張り子は日本各地に古くから伝わる民芸品である。
紙を張り重ねることで生まれる素朴な風合いが特徴で、
だるまや赤べこのような縁起物や郷土玩具として親しまれてきた。
それを「寄せ書き用」にアレンジした、張り子のニューウェーブが登場した。
型に紙を張り重ねて作る「張り子」は、平安期に中国からその製法が伝来したと言われている。よく知られるのは、だるまや赤べこ、起き上がりこぼしなどだが、ほかにも地域の文化や言い伝えに根ざしたさまざまな民芸品があり、今も広く親しまれている。
製法は、竹や木を組んで作った骨組みに紙を張り重ねて成形する方法や、木や金属の型に紙を張り重ねて乾かしてから、一部を切り離して型を取り出し、再び継ぎ合わせる方法がある。大きな産地では伝統品だけでなく、新作も作られているという。
その製法上、中空なので非常に軽く、落としても割れたりすることはない。また、紙という入手しやすい素材を使用しているため、産地は全国各地に散在し、だるまに墨で目を入れる風習があることからもわかるように、完成した後に文字や模様を書き加えるのに向いている。
その特徴を活かして商品化されたのが、「よせがき張子」である。「犬張子」と「招き猫」の2種類があり、どちらも見覚えのある民芸品のようだが、実際に既存の品と比べてみると、随所に細かなアレンジが加えられていることに気がつく。
例えば、全体のフォルムはカーブを緩やかにして平らに近づけてあるが、これは描きやすさに配慮してのこと。また、柄は少なめにして白地を多くとり、寄せ書きスペースを広めに確保してある。さらに招き猫の顔つきも伝統品よりシンプルにして、現代的な表情になるよう細かな調整が加えられている。
「伝統品のエッセンスを残しつつも、エンターテインメントとして気軽に楽しめる、かわいい張り子にしたいと思いました」と説明するのは、製造元の株式会社グリーンフラッシュの入江翠さんだ。入江さんは、この商品のデザインを取りまとめたクリエイティブディレクターである。
文具メーカーの同社では、郷土玩具をモチーフにした雑貨ブランド「わをもん」シリーズをラインアップしているが、このよせがき張子もそのひとつ。張り子に寄せ書きするというアイデアは、社内のブレーンストーミングから生まれた。
「寄せ書き」という、使う人が手を加える形態から発想しているため、商品企画の段階では、どこまでを使う人の手にゆだねるかについて、細部に至るまで検討が重ねられたという。
「例えば犬や猫の顔を描き入れずに、白いままの商品にする可能性もあったわけです。顔があった方がよければ、使う人が自分で描くという考え方ですね。ほかにも手足の柄一つ一つを入れるか入れないか、形状のカーブをどこまで緩くするかなど、かわいらしさと使いやすさのバランスには気を遣いました」(入江さん)

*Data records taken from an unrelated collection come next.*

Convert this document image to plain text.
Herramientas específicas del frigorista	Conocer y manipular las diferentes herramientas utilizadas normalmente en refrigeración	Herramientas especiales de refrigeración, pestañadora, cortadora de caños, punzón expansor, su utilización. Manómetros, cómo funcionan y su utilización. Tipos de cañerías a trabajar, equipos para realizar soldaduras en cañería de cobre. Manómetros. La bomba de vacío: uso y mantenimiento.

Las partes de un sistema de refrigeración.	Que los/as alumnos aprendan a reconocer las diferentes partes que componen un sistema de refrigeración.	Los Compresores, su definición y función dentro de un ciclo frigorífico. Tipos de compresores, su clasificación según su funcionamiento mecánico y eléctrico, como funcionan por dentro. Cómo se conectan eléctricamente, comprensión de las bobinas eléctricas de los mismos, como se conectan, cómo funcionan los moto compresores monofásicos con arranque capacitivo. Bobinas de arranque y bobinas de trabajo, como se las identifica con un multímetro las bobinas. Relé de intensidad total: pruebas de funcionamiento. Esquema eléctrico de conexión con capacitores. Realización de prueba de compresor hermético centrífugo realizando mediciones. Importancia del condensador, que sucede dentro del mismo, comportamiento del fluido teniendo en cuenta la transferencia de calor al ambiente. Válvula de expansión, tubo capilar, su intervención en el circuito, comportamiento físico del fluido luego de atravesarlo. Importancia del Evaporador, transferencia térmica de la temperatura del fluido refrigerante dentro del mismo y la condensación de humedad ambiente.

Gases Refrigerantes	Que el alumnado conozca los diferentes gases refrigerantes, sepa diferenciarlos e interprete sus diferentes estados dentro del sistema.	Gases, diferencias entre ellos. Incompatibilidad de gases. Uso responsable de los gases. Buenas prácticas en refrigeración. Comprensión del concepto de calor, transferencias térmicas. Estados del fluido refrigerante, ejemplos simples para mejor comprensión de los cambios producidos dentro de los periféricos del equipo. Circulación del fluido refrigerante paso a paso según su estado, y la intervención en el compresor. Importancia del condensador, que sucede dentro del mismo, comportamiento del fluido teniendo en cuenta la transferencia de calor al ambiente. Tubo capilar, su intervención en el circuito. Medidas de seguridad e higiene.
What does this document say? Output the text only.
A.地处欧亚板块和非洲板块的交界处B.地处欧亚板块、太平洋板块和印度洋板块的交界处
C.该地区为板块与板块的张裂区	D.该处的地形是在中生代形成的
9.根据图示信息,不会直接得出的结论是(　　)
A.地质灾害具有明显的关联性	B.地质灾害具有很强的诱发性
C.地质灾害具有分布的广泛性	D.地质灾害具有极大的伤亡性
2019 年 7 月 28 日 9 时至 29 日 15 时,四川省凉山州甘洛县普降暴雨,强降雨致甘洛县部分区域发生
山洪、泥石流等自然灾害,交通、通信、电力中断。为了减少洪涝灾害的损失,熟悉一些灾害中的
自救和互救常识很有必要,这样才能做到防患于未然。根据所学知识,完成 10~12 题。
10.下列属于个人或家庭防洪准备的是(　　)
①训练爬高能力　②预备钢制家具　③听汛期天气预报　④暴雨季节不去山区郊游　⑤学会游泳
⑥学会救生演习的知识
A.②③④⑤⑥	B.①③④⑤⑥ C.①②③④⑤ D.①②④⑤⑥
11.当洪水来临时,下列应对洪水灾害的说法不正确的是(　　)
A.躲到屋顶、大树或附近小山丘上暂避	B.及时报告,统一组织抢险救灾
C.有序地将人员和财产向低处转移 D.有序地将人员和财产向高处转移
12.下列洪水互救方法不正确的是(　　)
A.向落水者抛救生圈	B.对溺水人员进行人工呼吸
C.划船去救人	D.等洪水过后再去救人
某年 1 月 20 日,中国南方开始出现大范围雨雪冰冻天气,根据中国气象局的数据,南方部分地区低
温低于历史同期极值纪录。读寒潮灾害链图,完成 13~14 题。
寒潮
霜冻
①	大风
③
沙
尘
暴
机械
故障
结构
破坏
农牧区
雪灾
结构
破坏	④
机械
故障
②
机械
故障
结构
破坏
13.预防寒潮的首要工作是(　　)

犬張子も招き猫も、どちらも手のひらに載る小ぶりのサイズだが、それは5,6人が寄せ書きできて、かつ部屋やデスクの上に飾ったときに圧迫感がない大きさとして導き出されたという。
そうした企画の過程を聞くと、卒業や引っ越しを控え、友達同士の結びつきを「寄せ書き」という形で残そうとする、若い世代の微笑ましい姿が連想される。
「普段から文具を扱っていて感じることですが、カスタマイズできたり、デコったりできるものって面白いし、人気が衰えることがないですよね。このよせがき張子も、自分で手を加えられる面白さや、寄せ書きした人を思い出させる手書き文字の温かさを、見るたびに感じてもらえるのではないでしょうか」(入江さん)
古くから伝わる張り子も、現代の暮らしに合わせてアレンジすれば、新しい表情が生まれる。そこにある人の願いや思いを記して残すという機能は、時代を超えて求められる紙ならではの役目なのだろう。